En ce mardi 10 octobre, la mobilisation des fonctionnaires occulte celle des salariés du privé contre les ordonnances. L’intersyndicale qui s’est tenue hier soir afin d’évoquer la réforme du Code du Travail et, plus généralement, du marché du travail : formation professionnelle, apprentissage, assurance chômage et retraites, laisse pourtant entrevoir la possibilité d’un élargissement du mouvement dans le privé.

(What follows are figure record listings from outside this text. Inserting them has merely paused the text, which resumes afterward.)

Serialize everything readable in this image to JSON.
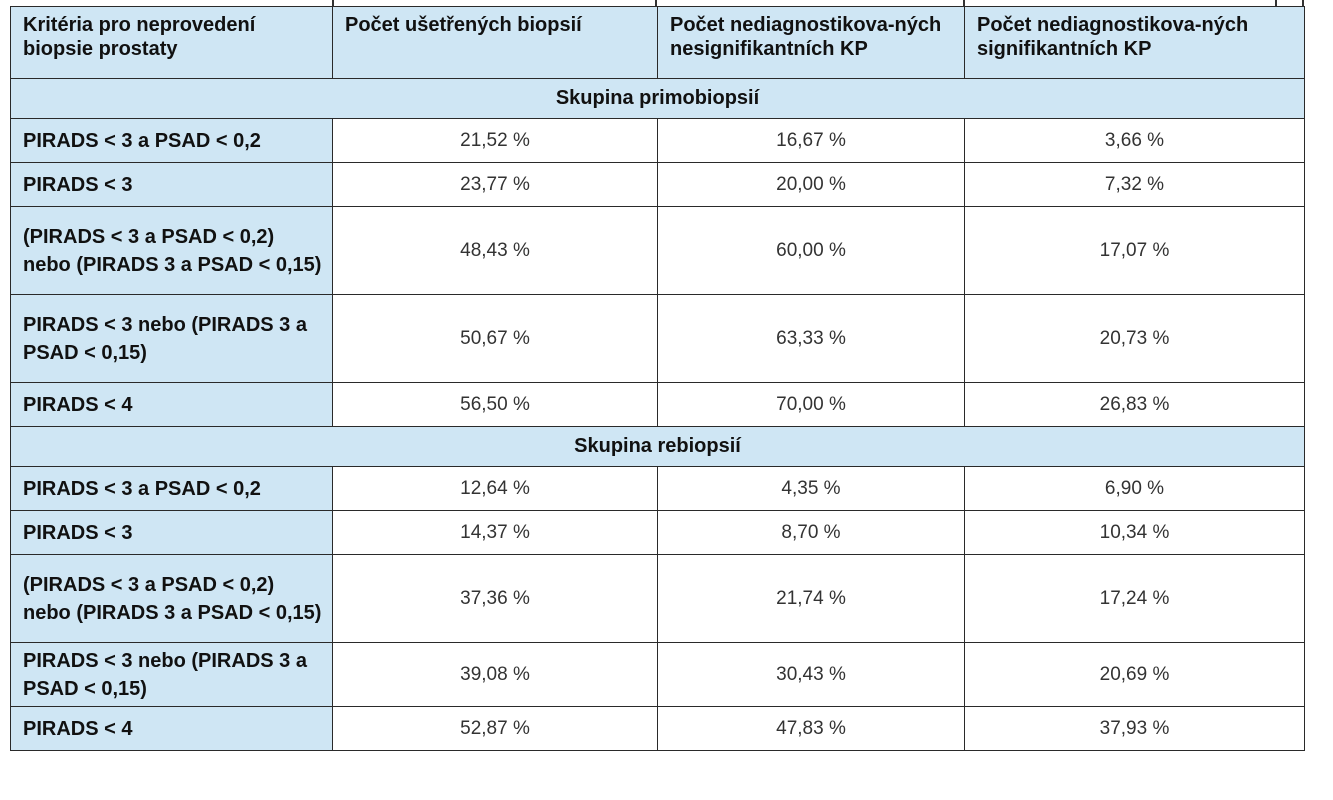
{
  "headers": [
    "Kritéria pro neprovedení biopsie prostaty",
    "Počet ušetřených biopsií",
    "Počet nediagnostikova-ných nesignifikantních KP",
    "Počet nediagnostikova-ných signifikantních KP"
  ],
  "groups": [
    {
      "title": "Skupina primobiopsií",
      "rows": [
        {
          "criteria": "PIRADS < 3 a PSAD < 0,2",
          "saved": "21,52 %",
          "nonsig": "16,67 %",
          "sig": "3,66 %"
        },
        {
          "criteria": "PIRADS < 3",
          "saved": "23,77 %",
          "nonsig": "20,00 %",
          "sig": "7,32 %"
        },
        {
          "criteria": "(PIRADS < 3 a PSAD < 0,2) nebo (PIRADS 3 a PSAD < 0,15)",
          "saved": "48,43 %",
          "nonsig": "60,00 %",
          "sig": "17,07 %"
        },
        {
          "criteria": "PIRADS < 3 nebo (PIRADS 3 a PSAD < 0,15)",
          "saved": "50,67 %",
          "nonsig": "63,33 %",
          "sig": "20,73 %"
        },
        {
          "criteria": "PIRADS < 4",
          "saved": "56,50 %",
          "nonsig": "70,00 %",
          "sig": "26,83 %"
        }
      ]
    },
    {
      "title": "Skupina rebiopsií",
      "rows": [
        {
          "criteria": "PIRADS < 3 a PSAD < 0,2",
          "saved": "12,64 %",
          "nonsig": "4,35 %",
          "sig": "6,90 %"
        },
        {
          "criteria": "PIRADS < 3",
          "saved": "14,37 %",
          "nonsig": "8,70 %",
          "sig": "10,34 %"
        },
        {
          "criteria": "(PIRADS < 3 a PSAD < 0,2) nebo (PIRADS 3 a PSAD < 0,15)",
          "saved": "37,36 %",
          "nonsig": "21,74 %",
          "sig": "17,24 %"
        },
        {
          "criteria": "PIRADS < 3 nebo (PIRADS 3 a PSAD < 0,15)",
          "saved": "39,08 %",
          "nonsig": "30,43 %",
          "sig": "20,69 %"
        },
        {
          "criteria": "PIRADS < 4",
          "saved": "52,87 %",
          "nonsig": "47,83 %",
          "sig": "37,93 %"
        }
      ]
    }
  ]
}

La CGT esseulée sur les ordonnances
Le principal enseignement de la réunion intersyndicale concerne la riposte sociale aux ordonnances portant réforme du Code du Travail : les dirigeants des principales confédérations syndicales françaises n’ont pas su s’accorder sur l’organisation d’une journée unitaire de mobilisation. Philippe Martinez espérait sans nul doute tirer profit de la rencontre avec ses homologues des autres centrales syndicales afin de les convaincre de descendre à leur tour dans la rue contre les textes gouvernementaux. Dans cet objectif, ne souhaitant pas perdre la main, il a d’emblée fait savoir qu’il appelait à une nouvelle journée de grève et de manifestation, pour le jeudi 19 octobre prochain. Malgré son incontestable enthousiasme contestataire, le secrétaire général de la CGT n’a pas atteint son objectif.
En particulier, la CFDT a réaffirmé qu’elle n’entendait pas se mobiliser contre les ordonnances par les grèves et les manifestations, mais en tentant de “peser” sur la rédaction des décrets d’application des ordonnances. Fidèle à son credo réformiste, Laurent Berger a jugé nécessaire de faire état de ses désaccords tactiques avec Philippe Martinez : “Le gouvernement attend peut-être un peu ça : un syndicalisme qui se marginalise en faisant croire qu’il est simplement dans un rôle de contestation. Je préfère être dans un rôle de construction”. Plus sobre, Force Ouvrière, pour sa part, s’est contentée de ne pas s’associer – dans l’état actuel des choses en tout cas – à la démarche de la CGT. Contraint par sa base de battre le pavé contre les ordonnances, Jean-Claude Mailly semble se réveiller difficilement de sa torpeur.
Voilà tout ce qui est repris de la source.